Deutsche Gesellschaft für Neurochirurgie. Japanische Gesellschaft für Neurochirurgie. 63. Jahrestagung der Deutschen Gesellschaft für Neurochirurgie (DGNC), Joint Meeting mit der Japanischen Gesellschaft für Neurochirurgie (JNS). Leipzig, 13.-16.06.2012. Düsseldorf: German Medical Science GMS Publishing House; 2012. DocFR.12.04

doi: 10.3205/12dgnc269, urn:nbn:de:0183-12dgnc2692

Published: June 4, 2012

© 2012 Montibeller et al.
This is an Open Access article distributed under the terms of the Creative Commons Attribution License ( You are free: to Share – to copy, distribute and transmit the work, provided the original author and source are credited.

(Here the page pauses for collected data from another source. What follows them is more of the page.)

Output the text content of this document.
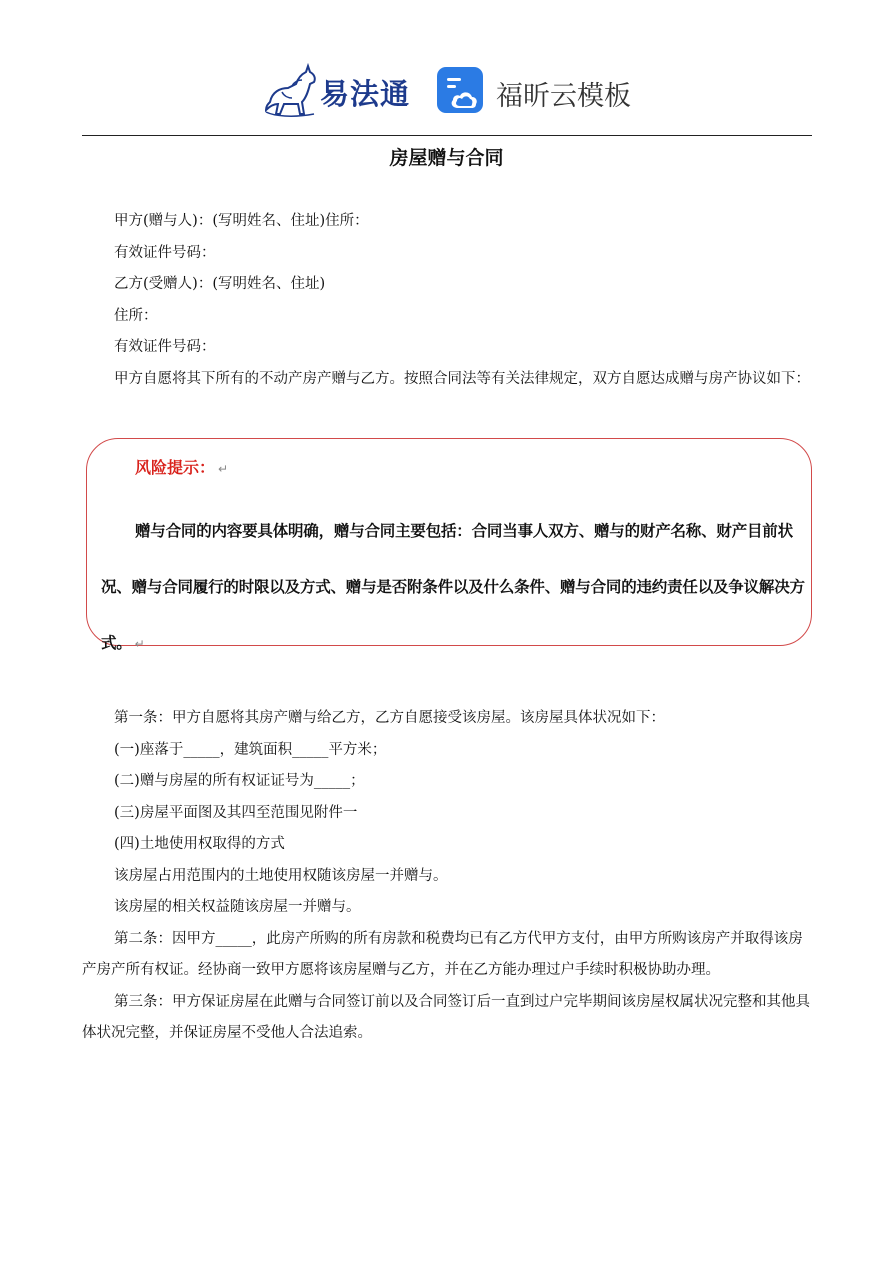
易法通	福昕云模板
房屋赠与合同

甲方(赠与人)：(写明姓名、住址)住所：

有效证件号码：

乙方(受赠人)：(写明姓名、住址)

住所：

有效证件号码：

甲方自愿将其下所有的不动产房产赠与乙方。按照合同法等有关法律规定，双方自愿达成赠与房产协议如下：

风险提示： ↵
赠与合同的内容要具体明确，赠与合同主要包括：合同当事人双方、赠与的财产名称、财产目前状况、赠与合同履行的时限以及方式、赠与是否附条件以及什么条件、赠与合同的违约责任以及争议解决方式。 ↵

第一条：甲方自愿将其房产赠与给乙方，乙方自愿接受该房屋。该房屋具体状况如下：

(一)座落于_____，建筑面积_____平方米；

(二)赠与房屋的所有权证证号为_____；

(三)房屋平面图及其四至范围见附件一

(四)土地使用权取得的方式

该房屋占用范围内的土地使用权随该房屋一并赠与。

该房屋的相关权益随该房屋一并赠与。

第二条：因甲方_____，此房产所购的所有房款和税费均已有乙方代甲方支付，由甲方所购该房产并取得该房产房产所有权证。经协商一致甲方愿将该房屋赠与乙方，并在乙方能办理过户手续时积极协助办理。

第三条：甲方保证房屋在此赠与合同签订前以及合同签订后一直到过户完毕期间该房屋权属状况完整和其他具体状况完整，并保证房屋不受他人合法追索。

Objective: During vestibular schwannoma surgery, the endoscope view may be important for finding remnant tumor tissue and visualizing opened mastoid air cells. The aim of this study is to observe the importance of the endoscope in microsurgery of these tumors and its potential risks.

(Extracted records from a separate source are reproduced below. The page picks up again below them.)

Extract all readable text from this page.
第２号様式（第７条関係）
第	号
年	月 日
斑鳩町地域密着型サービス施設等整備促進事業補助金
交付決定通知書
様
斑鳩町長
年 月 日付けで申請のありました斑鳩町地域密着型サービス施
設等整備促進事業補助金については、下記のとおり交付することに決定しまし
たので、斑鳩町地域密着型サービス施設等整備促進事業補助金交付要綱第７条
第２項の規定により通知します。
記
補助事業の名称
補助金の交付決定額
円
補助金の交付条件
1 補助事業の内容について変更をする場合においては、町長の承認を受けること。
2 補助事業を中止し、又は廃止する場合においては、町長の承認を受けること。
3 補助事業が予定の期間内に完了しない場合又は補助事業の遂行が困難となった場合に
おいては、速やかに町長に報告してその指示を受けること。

Methods: Between February 2003 and September 2008 102 Patients were operated on vestibular schwannomas using the microscope. During surgery the presence of residual intrameatal tumor and opened mastoid cells was evaluated with a neuroendoscope. Electrophysiological monitoring assessing the cochlear and facial nerve function was performed during surgery. The risks and benefits of this technique were evaluated and discussed.

Results: In 13 cases out of 102 remaining intrameatal tumor was found after microscopic resection and endoscopic inspection of the internal auditory canal. Endoscopy was considered to be useful in 73% of the cases, especially in cases with small deep intrameatal tumors and of high-positioned jugular bulbus. Altogether, 19 Patients had a worsening on the auditory evoked potential waves during the electrophysiological monitoring. Seven out of 19 Patients developed this worsening after the introduction of the endoscope and when the tumor resection was already completed. In four cases the auditory evoked potential deficit was permanent, and the Patients were deaf after surgery.

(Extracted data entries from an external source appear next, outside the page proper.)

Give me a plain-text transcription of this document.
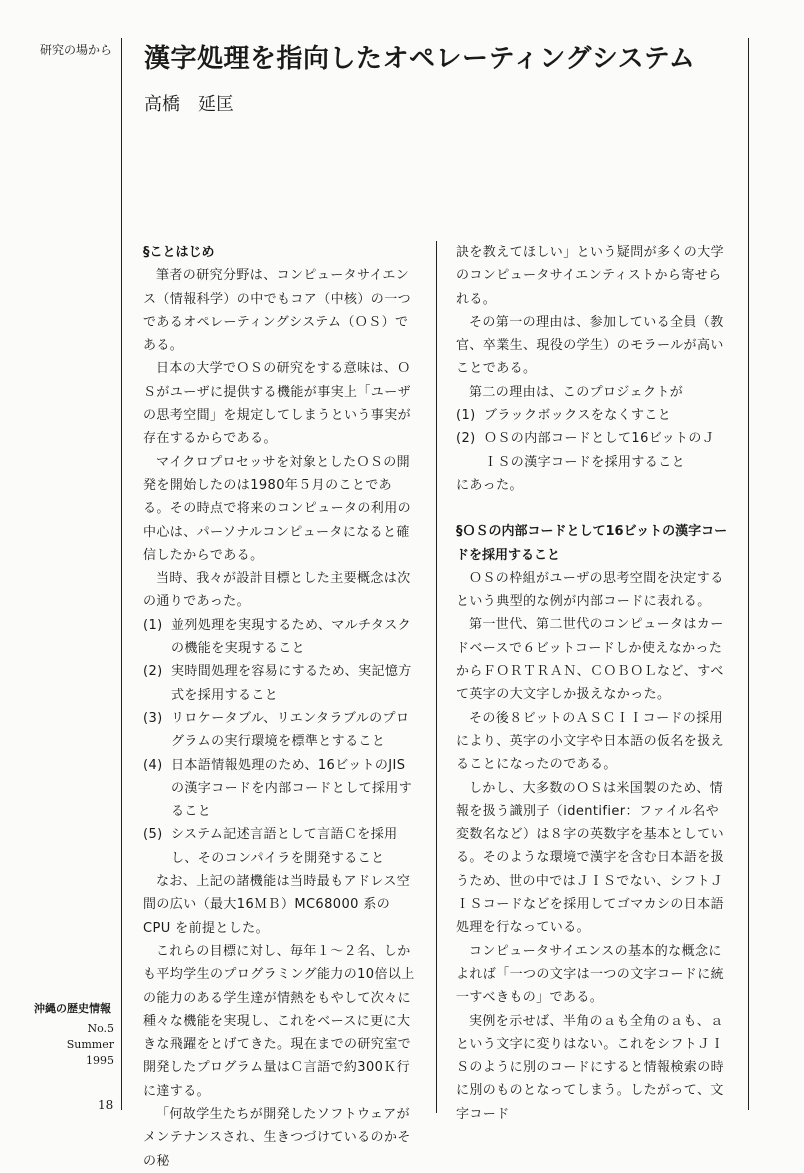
研究の場から 漢字処理を指向したオペレーティングシステム
高橋　延匡
沖縄の歴史情報
No.5
Summer
1995
18
§ことはじめ

筆者の研究分野は、コンピュータサイエンス（情報科学）の中でもコア（中核）の一つであるオペレーティングシステム（ＯＳ）である。

日本の大学でＯＳの研究をする意味は、ＯＳがユーザに提供する機能が事実上「ユーザの思考空間」を規定してしまうという事実が存在するからである。

マイクロプロセッサを対象としたＯＳの開発を開始したのは1980年５月のことである。その時点で将来のコンピュータの利用の中心は、パーソナルコンピュータになると確信したからである。

当時、我々が設計目標とした主要概念は次の通りであった。

(1) 並列処理を実現するため、マルチタスクの機能を実現すること
(2) 実時間処理を容易にするため、実記憶方式を採用すること
(3) リロケータブル、リエンタラブルのプログラムの実行環境を標準とすること
(4) 日本語情報処理のため、16ビットのJIS の漢字コードを内部コードとして採用すること
(5) システム記述言語として言語Ｃを採用し、そのコンパイラを開発すること

なお、上記の諸機能は当時最もアドレス空間の広い（最大16ＭＢ）MC68000 系のCPU を前提とした。

これらの目標に対し、毎年１～２名、しかも平均学生のプログラミング能力の10倍以上の能力のある学生達が情熱をもやして次々に種々な機能を実現し、これをベースに更に大きな飛躍をとげてきた。現在までの研究室で開発したプログラム量はＣ言語で約300Ｋ行に達する。

「何故学生たちが開発したソフトウェアがメンテナンスされ、生きつづけているのかその秘

訣を教えてほしい」という疑問が多くの大学のコンピュータサイエンティストから寄せられる。

その第一の理由は、参加している全員（教官、卒業生、現役の学生）のモラールが高いことである。

第二の理由は、このプロジェクトが

(1) ブラックボックスをなくすこと
(2) ＯＳの内部コードとして16ビットのＪＩＳの漢字コードを採用すること

にあった。

§ＯＳの内部コードとして16ビットの漢字コードを採用すること

ＯＳの枠組がユーザの思考空間を決定するという典型的な例が内部コードに表れる。

第一世代、第二世代のコンピュータはカードベースで６ビットコードしか使えなかったからＦＯＲＴＲＡＮ、ＣＯＢＯＬなど、すべて英字の大文字しか扱えなかった。

その後８ビットのＡＳＣＩＩコードの採用により、英字の小文字や日本語の仮名を扱えることになったのである。

しかし、大多数のＯＳは米国製のため、情報を扱う識別子（identifier：ファイル名や変数名など）は８字の英数字を基本としている。そのような環境で漢字を含む日本語を扱うため、世の中ではＪＩＳでない、シフトＪＩＳコードなどを採用してゴマカシの日本語処理を行なっている。

コンピュータサイエンスの基本的な概念によれば「一つの文字は一つの文字コードに統一すべきもの」である。

実例を示せば、半角のａも全角のａも、ａという文字に変りはない。これをシフトＪＩＳのように別のコードにすると情報検索の時に別のものとなってしまう。したがって、文字コード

Conclusions: Endoscopy in microsurgical removal of vestibular schwannomas was considered to be useful, especially in cases with small deep intrameatal tumors and of high-positioned jugular bulbus. The inspection of the fundus of the internal auditory canal permits the identification of eventual rest tumor. Visualization of opened air cells could prevent cerebrospinal fluid leak. The risk of using this instrument, especially with angulated lenses in such delicate area should not be forgotten. The introduction of the endoscope in the cerebellopontine angle should be always carefully performed under microscopic overview.